MQTT#

Talk to the swarm from any language that speaks MQTT - no Python, no SDK. This is the low-magic integration path: subscribe to bot state, publish commands, on standard topics. For Python, the REST API is usually simpler.

How it works#

The MQTT surface is provided by the qrkey bridge, a small process that runs next to the controller and mirrors its state onto an MQTT broker:

dotbot run controller            # one terminal - drives the gateway
dotbot run demo qr -w            # another terminal - the qrkey MQTT bridge

The bridge connects to a broker (a public HiveMQ instance by default) and:

publishes notifications (state changes, position updates) for consumers to read;
subscribes to command topics, forwarding what it receives to the controller.
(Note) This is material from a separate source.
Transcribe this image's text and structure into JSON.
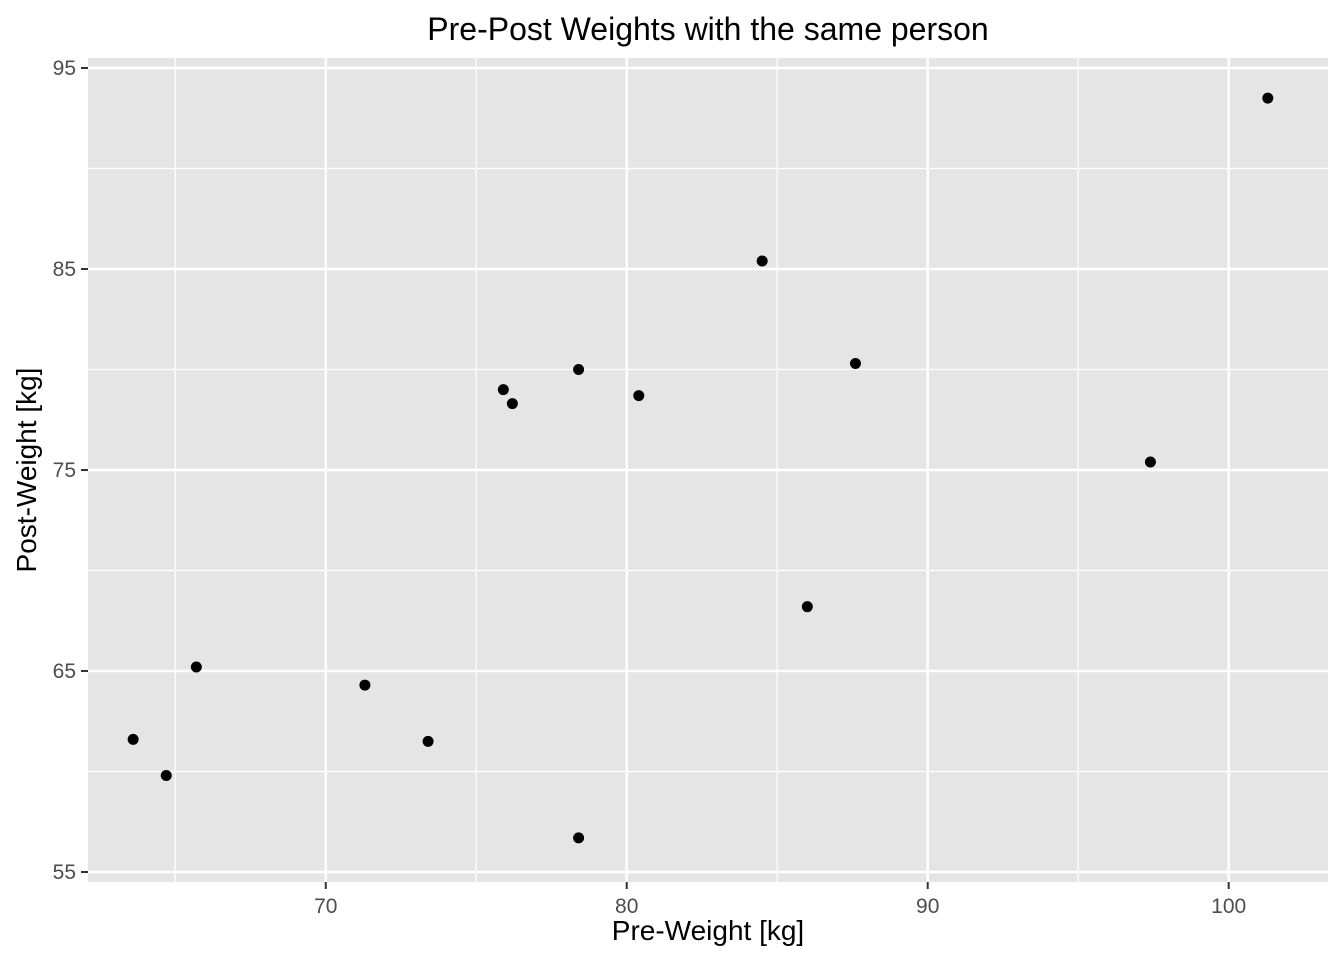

So an external consumer subscribes to notifications and publishes commands - it never talks to the controller directly.

Topic vocabulary#

Every topic is rooted at /pydotbot/<secret-topic>, where <secret-topic> is a base64 string derived from the current PIN code (see Secured brokers).
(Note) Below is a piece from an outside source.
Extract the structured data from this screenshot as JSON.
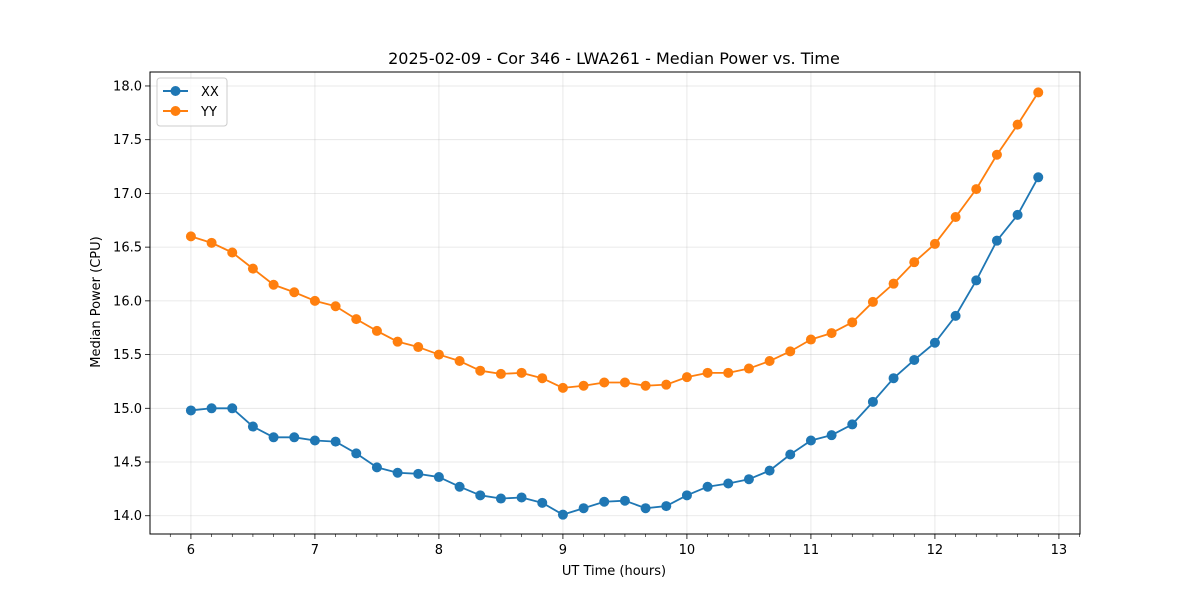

Topic (under `/pydotbot/<secret-topic>`)	Direction	Purpose
`/command/<swarm-id>/<address>/<app>/<cmd>`	you publish	drive a bot (`move_raw`, `rgb_led`, `waypoints`, `clear_position_history`)
`/notify`	you subscribe	controller state changes + position updates
`/request` / `/reply/<id>`	request/reply	one-shot queries (e.g. list of bots, map size)

Command-topic fields:

<swarm-id> - 4-hex swarm identifier (bots behind one gateway), e.g. 0000.
<address> - 16-hex DotBot address, e.g. 9903ef26257feb31.
<app> - application type: 0 = DotBot, 1 = SailBot.
<cmd> - the command name (last segment).

Get a bot’s address and the swarm id from the controller’s REST API (GET /controller/dotbots).

Send commands#

Payloads are JSON. Drive a bot forward and turn its LED red:

# move_raw - left_y / right_y drive the wheels, values in [-100, 100]
mosquitto_pub -h <broker> \
  -t '/pydotbot/<secret-topic>/command/0000/9903ef26257feb31/0/move_raw' \
  -m '{"left_x": 0, "left_y": 80, "right_x": 0, "right_y": 80}'

# rgb_led - 0..255 per channel
mosquitto_pub -h <broker> \
  -t '/pydotbot/<secret-topic>/command/0000/9903ef26257feb31/0/rgb_led' \
  -m '{"red": 255, "green": 0, "blue": 0}'

Read state#

mosquitto_sub -h <broker> -t '/pydotbot/<secret-topic>/notify' | jq

Notifications carry a cmd field: RELOAD (refetch all bots), UPDATE (per-bot state delta, incl. LH2 position), PIN_CODE_UPDATE (the secret topic and key are about to rotate - see below).

Secured brokers#

Topics and payloads are not in the clear. The secret topic and a symmetric AES-GCM key are both derived from a rotating 8-digit PIN code; the PIN refreshes periodically (with a grace window), so the topic and key change over time, and all payloads are encrypted. A consumer therefore needs to derive the topic/key from the current PIN and decrypt - the bare mosquitto_pub/sub calls above are the shape of the integration, not a drop-in for a live secured broker.

The PIN and the full key-derivation + encryption scheme are qrkey’s job. Use it (or a port of its derivation) rather than reimplementing the crypto. A complete working consumer - deriving the topic/key, encrypting commands, decrypting notifications, and rotating on PIN_CODE_UPDATE - ships as the qrkey_demo example (dotbot run demo qr); read its source as the reference implementation.

For a fully language-neutral bridge that publishes plain dotbot-semantic topics (pydotbot/<addr>/position, .../cmd/move_raw) with no per-message crypto, see the Python SDK roadmap - that bridge is planned, not yet shipped.